When selecting what plants to focus on in a greenhouse, gardening enthusiasts are more than spoilt for choice.
The orchid is one solid option – and has been a perennial hit for many years. Indeed, the Royal Horticultural Society (RHS) in the UK recently took advantage of glasshouses to create a hot green space to nurture specific types of the plant that do not grow as successfully in outdoor conditions.
As the flower comes in a wide range of exotic colors, it can really brighten up a greenhouse and turn it into a celebration of liveliness.
The bee orchid is a strong example of a particularly appealing variety. In an article for the UK national paper the Guardian, founder of the wild plant charity Plantlife Andy Byfield said that those who have not come across the species yet are really in for a treat.
"Each flower is perfection in miniature," the expert commented, adding that the color is provided by three prominent and triangular sepals. These are characterised by a rich, blancmange pink hue.
"But it is the lowest of three petals where the action takes place, for this is enlarged into a lip and to my mind has all the appearances of a tiny velveteen boxing glove,"Mr Byfield continued, adding: "To others this lip looks more like a bee foraging at the heart of a pink flower – bees obviously think the same, for the lip has evolved with the one purpose of attracting horny male bees, who pollinate the flowers in their unsatisfied attempts to mate with this furry vegetable protuberance."
This process is known as pseudocopulation – a term used to refer to behavior similar to reproduction, but without involving sexual union. This is a typical process among orchids, as they secrete chemicals from glands known as osmophores, which are indistinguishable from the natural pheromones of insects.
Indeed, bees have promoted the evolution of the bee orchid in the past.

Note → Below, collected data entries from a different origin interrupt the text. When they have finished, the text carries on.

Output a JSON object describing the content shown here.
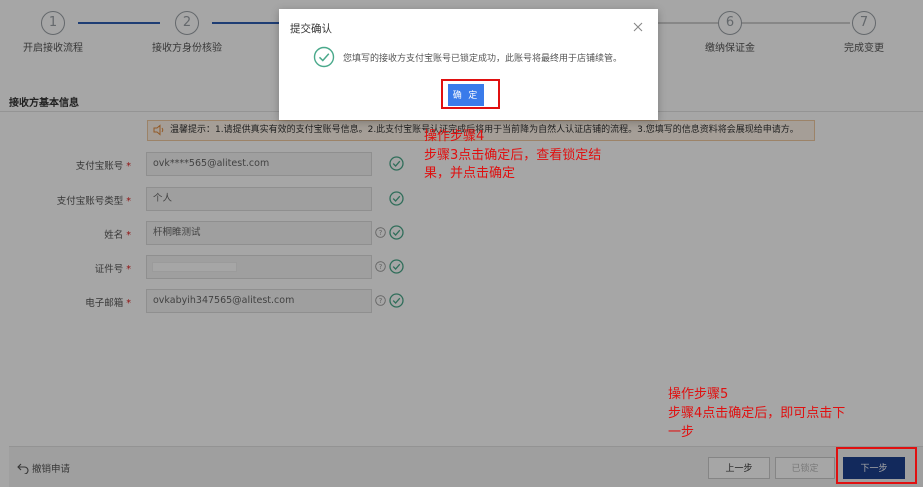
{
  "steps": [
    {
      "num": "1",
      "label": "开启接收流程"
    },
    {
      "num": "2",
      "label": "接收方身份核验"
    },
    {
      "num": "6",
      "label": "缴纳保证金"
    },
    {
      "num": "7",
      "label": "完成变更"
    }
  ],
  "section_title": "接收方基本信息",
  "tip_text": "温馨提示：1.请提供真实有效的支付宝账号信息。2.此支付宝账号认证完成后将用于当前降为自然人认证店铺的流程。3.您填写的信息资料将会展现给申请方。",
  "form": [
    {
      "label": "支付宝账号",
      "required": "*",
      "value": ""
    },
    {
      "label": "支付宝账号类型",
      "required": "*",
      "value": "个人"
    },
    {
      "label": "姓名",
      "required": "*",
      "value": "杆桐睢测试"
    },
    {
      "label": "证件号",
      "required": "*",
      "value": ""
    },
    {
      "label": "电子邮箱",
      "required": "*",
      "value": "ovkabyih347565@alitest.com"
    }
  ],
  "alipay_account_value": "ovk****565@alitest.com",
  "modal": {
    "title": "提交确认",
    "message": "您填写的接收方支付宝账号已锁定成功，此账号将最终用于店铺续管。",
    "confirm_label": "确 定"
  },
  "annotations": {
    "step4_title": "操作步骤4",
    "step4_line1": "步骤3点击确定后，查看锁定结",
    "step4_line2": "果，并点击确定",
    "step5_title": "操作步骤5",
    "step5_line1": "步骤4点击确定后，即可点击下",
    "step5_line2": "一步"
  },
  "footer": {
    "withdraw_label": "撤销申请",
    "prev_label": "上一步",
    "locked_label": "已锁定",
    "next_label": "下一步"
  },
  "colors": {
    "primary": "#3a7bea",
    "next_button": "#1c3f8e",
    "annotation_red": "#e01010",
    "check_green": "#4aa98b"
  }
}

Over the course of many years of cumulative evolution throughout generations of orchids, male bees have built up their shape through their efforts to copulate with the flowers – hence the ability to carry pollen.
Mr Byfield said that the bee orchid – or Ophrys apifera – grows particularly well in drier parts – and this is particularly the case if the use of pesticides herbicides, moss killers and fertiliser is avoided wherever possible – and is given sufficient room.